While this year’s showcase was special due to their achievement during the season, the Mock Trial team has been showcasing their trials yearly. Showcasing them is a way for the team to show the school their accomplishments, according to Dang. Chen adds that it is also a “perfect way” for for the team to not only finish their school year and the season, but to also show everyone what they have worked “so hard on for months.” The showcases allow other MHS students to “see what the class yields.”
The overall experience for the members was enjoyable, as it did not necessarily demand the same stressors or high standards the competitions usually bring. Dang shares a tradition that the Mock Trial team does before each trial. They play the monologue speech from the film Miracle, which is based on the unexpected win by the U.S Men’s Hockey team in a match against the former-Soviet Union in the 1980 Winter Olympics. Dang explains that they dub the words of the speech; instead of “hockey players” and “Soviets,” they say “attorneys” and “mock trial.” She calls it an “intimate moment” and never fails to be “inspirational.”
Chen jokes that she had forgotten how long the trial is, adding that the showcase made her realize how much she “love[s] doing her closing” and “getting the last word.” As a way to prepare, the team practiced in the routines they do for their usual competitions. The practices, according to Pettigrew, have become “second nature” to him by the time of the showcase. Chen ensured that her speech was in the utmost condition by listening to a voice memo of her speech, so she can “pick out” the aspects she did not like and “fix them and keep improving.”
Pettigrew’s favorite part of the night was his own cross-examination. He feels that it allowed him to display the “culmination” of his work throughout the year. For Dang, she recalls a moment where Grey Humansky plead the Fifth Amendment. The invocation is not typically used in competition, she mentions it was obvious to her that he used it “for the sake of comedy.” She considers the small moments like that being what “helps [them] strive for victory in a competition.”
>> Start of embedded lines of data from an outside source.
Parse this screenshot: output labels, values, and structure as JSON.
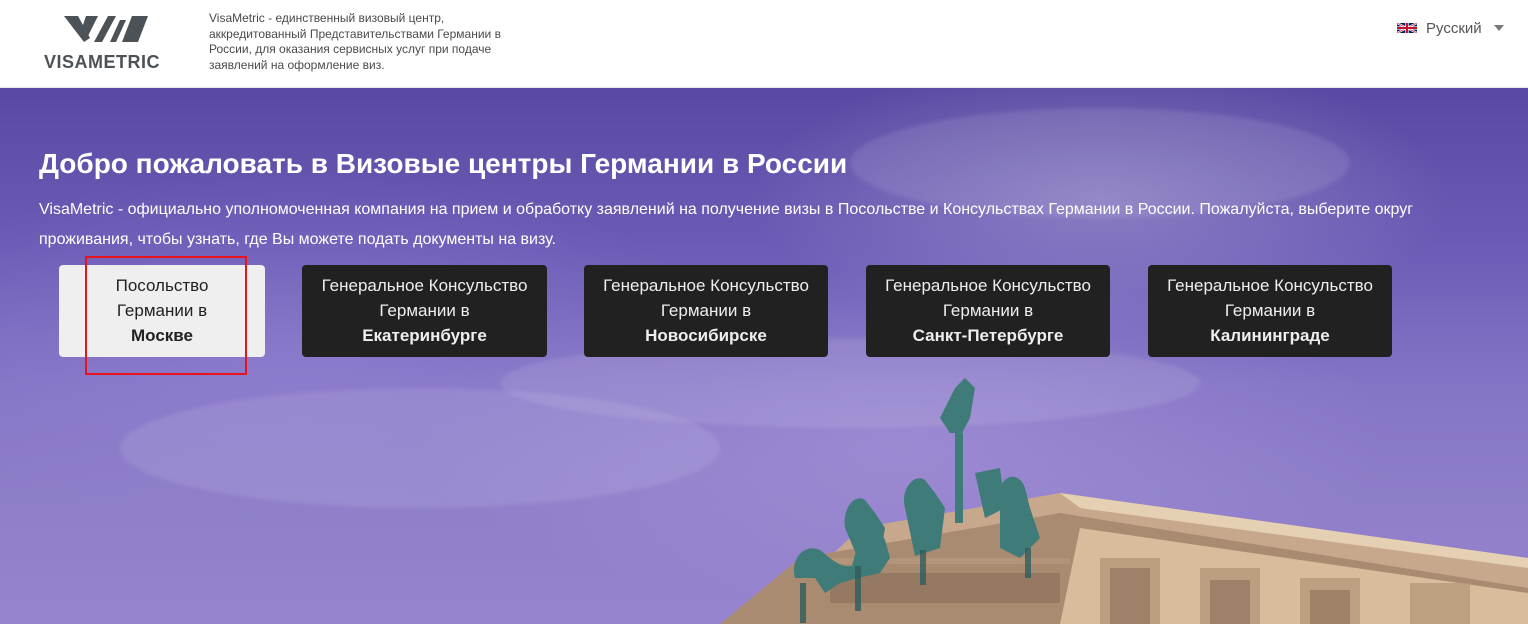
{
  "header": {
    "logo_text": "VISAMETRIC",
    "tagline": "VisaMetric - единственный визовый центр, аккредитованный Представительствами Германии в России, для оказания сервисных услуг при подаче заявлений на оформление виз.",
    "language": {
      "label": "Русский",
      "flag_icon": "uk-flag-icon"
    }
  },
  "hero": {
    "title": "Добро пожаловать в Визовые центры Германии в России",
    "description": "VisaMetric - официально уполномоченная компания на прием и обработку заявлений на получение визы в Посольстве и Консульствах Германии в России. Пожалуйста, выберите округ проживания, чтобы узнать, где Вы можете подать документы на визу.",
    "locations": [
      {
        "line1": "Посольство",
        "line2": "Германии в",
        "city": "Москве",
        "active": true
      },
      {
        "line1": "Генеральное Консульство",
        "line2": "Германии в",
        "city": "Екатеринбурге",
        "active": false
      },
      {
        "line1": "Генеральное Консульство",
        "line2": "Германии в",
        "city": "Новосибирске",
        "active": false
      },
      {
        "line1": "Генеральное Консульство",
        "line2": "Германии в",
        "city": "Санкт-Петербурге",
        "active": false
      },
      {
        "line1": "Генеральное Консульство",
        "line2": "Германии в",
        "city": "Калининграде",
        "active": false
      }
    ]
  },
  "colors": {
    "highlight": "#e8131b",
    "button_dark": "#212121",
    "button_active": "#efefef",
    "logo": "#4d5257"
  }
}
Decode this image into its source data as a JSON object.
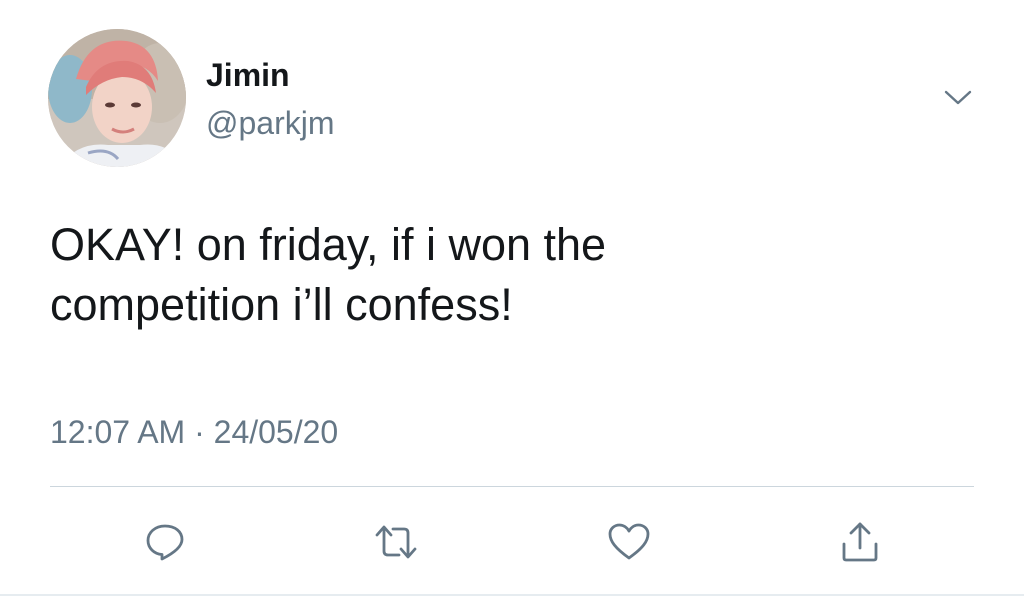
{
  "tweet": {
    "author": {
      "display_name": "Jimin",
      "handle": "@parkjm",
      "avatar_icon": "profile-photo"
    },
    "text_lines": [
      "OKAY! on friday, if i won the",
      "competition i’ll confess!"
    ],
    "meta": {
      "time": "12:07 AM",
      "separator": "·",
      "date": "24/05/20"
    },
    "menu_icon": "chevron-down-icon",
    "actions": [
      {
        "name": "reply",
        "icon": "reply-icon"
      },
      {
        "name": "retweet",
        "icon": "retweet-icon"
      },
      {
        "name": "like",
        "icon": "heart-icon"
      },
      {
        "name": "share",
        "icon": "share-icon"
      }
    ]
  },
  "colors": {
    "primary_text": "#14171a",
    "secondary_text": "#657786",
    "divider": "#ccd6dd",
    "icon": "#657786"
  }
}
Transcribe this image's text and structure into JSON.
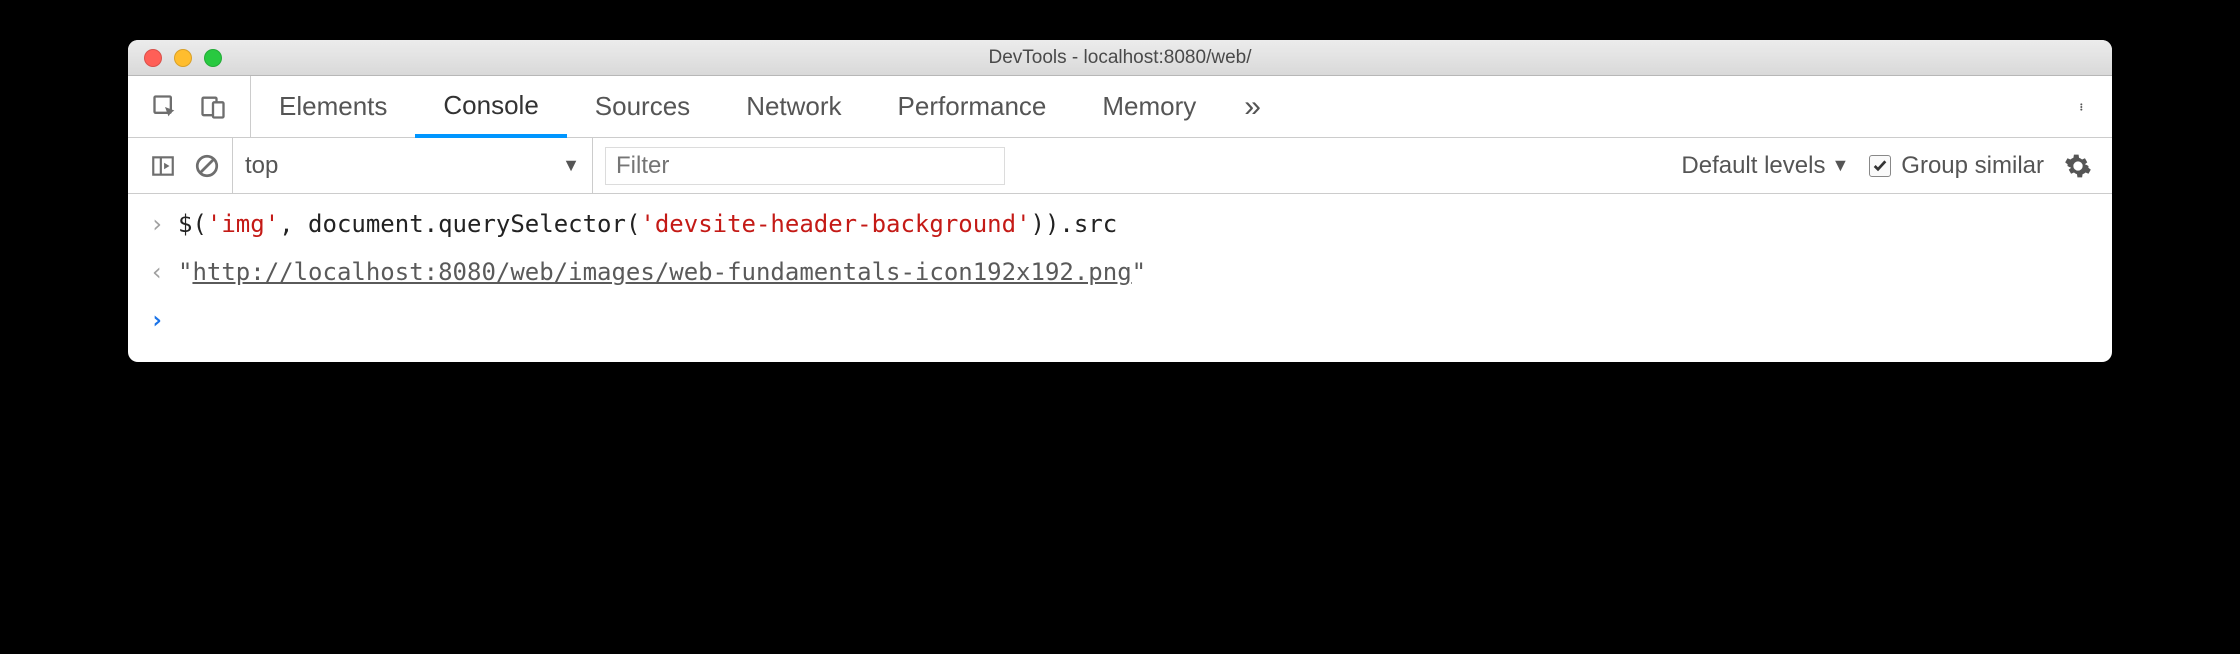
{
  "window": {
    "title": "DevTools - localhost:8080/web/"
  },
  "tabs": {
    "elements": "Elements",
    "console": "Console",
    "sources": "Sources",
    "network": "Network",
    "performance": "Performance",
    "memory": "Memory"
  },
  "toolbar": {
    "context": "top",
    "filter_placeholder": "Filter",
    "levels": "Default levels",
    "group_similar_label": "Group similar",
    "group_similar_checked": true
  },
  "console": {
    "input_code": {
      "p1": "$(",
      "s1": "'img'",
      "p2": ", document.querySelector(",
      "s2": "'devsite-header-background'",
      "p3": ")).src"
    },
    "output": {
      "q1": "\"",
      "url": "http://localhost:8080/web/images/web-fundamentals-icon192x192.png",
      "q2": "\""
    }
  }
}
Chen’s favorite part was the verdict. She divulges that she “may be biased,” since the prosecution won the trial. She also adds that she also enjoyed the “socializing” that occurred after the show and the impromptu “photo-shoot.” She emphasizes that the team was “so happy and so proud” as they deserved to be. The showcase was the celebration of a season and she feels honored to have been part of it.